Tuesday, 26 October 2010

It's amazing what you find in Birmingham!

A couple of weeks ago I had made a resolution to myself to blog more, read more, etc etc, this week I am making a resolution to not make any more resolutions!
I am sure when I was a kid that time went a lot slower - holidays lasted for ever, weekends stretched out to infinity on a Friday and Monday was an eternity away, Christmas really was some dream in the far far distance - These days it feels like not only the weeks are shorter, but the months and years too - weeks are flashing before my eyes, and it sometimes feels like we have skipped a month or two all together - and Christmas, well, Slade got there wish!

Last week My Brother and I travelled to Birmingham to help set up the sound for the first 'professional' concert my Auntie Nilam had staged. After My Uncle Died she took up Classical Indian Singing, and for the past few years has been living with her Guru-ji in South India training intensively. She now wants to do more professional performances, as most Classical Indian Music is only played and performed at private house gatherings these days.

We were in for a surprise when we found the Temple complex - I had no idea anything like this existed in the UK - this photo is of a TINY part of it!

 These two ladies were in the entrance to the community centre - I have no idea who she is, but I love the colours!

And this is my Auntie tuning up for the performance.
If you ever get the chance to go to a classic Indian concert - GO TO IT! The Audience were just so enraptured they call out and throw their hands up with passion at a particular note or phrase - and you feel yourself becoming more and more involved - wonderful!

The rest of my week has been taken up with knitting and nattering, sewing and Autumn cleaning!

I have actually completed TWO projects this week for my daughters friend who is expecting her first baby in March next year...

This gorgeous baby grow from a pattern a Friend copied for me took just over a week to complete with a few lessons in sewing up techniques from my Friend Debbie
The wool is a Regia 6 Fadig sock wool bought in Wales about 3 years ago that has been itching to be knitted ever since

And this tiny newborn Eyelet Cardi from a free Ravelry pattern by Linda at Clickertyclick
It is a seamless cardi done on a circular then 4 DPNS 

I always think most baby wools are a bit insipid - so went for something darker that will hopefully suit a boy or girl!
This is knitted in King COles Merino Blend DK with Anti-Tickle (???)

It took me about 6 hours to knit up, it grows incredibly quickly and like magic the cardi appears very quickly - a really quick and very satisfying project!


Christy@WickedHappy said...

Such adorable knits! What a lucky baby. :) Your Aunt sounds quite talented. Best of luck to her.

Simone said...

How wonderful that your auntie took up classical indian singing after your uncle died. It seems that it brings her a great deal of pleasure. Lovely photo of her. You have been soooo busy making things. I love the vibrant baby knits.
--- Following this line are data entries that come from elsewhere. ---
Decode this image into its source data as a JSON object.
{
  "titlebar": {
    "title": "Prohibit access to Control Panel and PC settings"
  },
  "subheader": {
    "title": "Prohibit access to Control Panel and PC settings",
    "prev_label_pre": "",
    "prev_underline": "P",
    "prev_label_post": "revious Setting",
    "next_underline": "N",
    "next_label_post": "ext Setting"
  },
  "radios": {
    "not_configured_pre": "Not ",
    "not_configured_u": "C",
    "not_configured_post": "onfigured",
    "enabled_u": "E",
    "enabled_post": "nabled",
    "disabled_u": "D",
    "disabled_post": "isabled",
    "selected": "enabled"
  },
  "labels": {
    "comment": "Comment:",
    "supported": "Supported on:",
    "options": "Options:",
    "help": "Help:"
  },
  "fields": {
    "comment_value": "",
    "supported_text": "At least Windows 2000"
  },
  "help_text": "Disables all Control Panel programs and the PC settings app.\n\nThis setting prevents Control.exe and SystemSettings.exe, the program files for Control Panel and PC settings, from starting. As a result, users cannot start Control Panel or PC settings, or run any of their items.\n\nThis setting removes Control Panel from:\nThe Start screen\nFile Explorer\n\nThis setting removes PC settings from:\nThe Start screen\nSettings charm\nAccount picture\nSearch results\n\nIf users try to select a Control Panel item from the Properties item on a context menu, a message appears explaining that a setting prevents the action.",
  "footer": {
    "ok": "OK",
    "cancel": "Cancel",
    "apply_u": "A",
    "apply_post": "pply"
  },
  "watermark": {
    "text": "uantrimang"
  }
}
Much nicer than washed out pastels. x

Pooch Purple Reign said...

i dont understand your "knit language" but im too much a beginner anyway for those projects :)
gorgeous wool.
would love to hear your auntie sing too

crafts@home said...

I love the knitted baby grow, I would treasure that for ever if it was given to me :)

Anonymous said...

Well, I love both those baby outfits. I have never understood the reason we put babies in insipid clothing, pastels, lemon and pale green if you're not sure what the sex will be, blue for a boy and pink for a girl when you do know beforehand. Back in the 70s I knitted my baby son a bright yellow jumper with patchwork knitted patches on elbows, and patchwork knitted trousers. The pattern came from an American book. When my granddaughter was on her way, out of deference to her mother's tastes (at the time) I did pastels, but also one or two more colourful items. They were all stuffed in a cupboard, never have been used, especially not since d-in-law thinks handmade items are not good enough, only labels will do.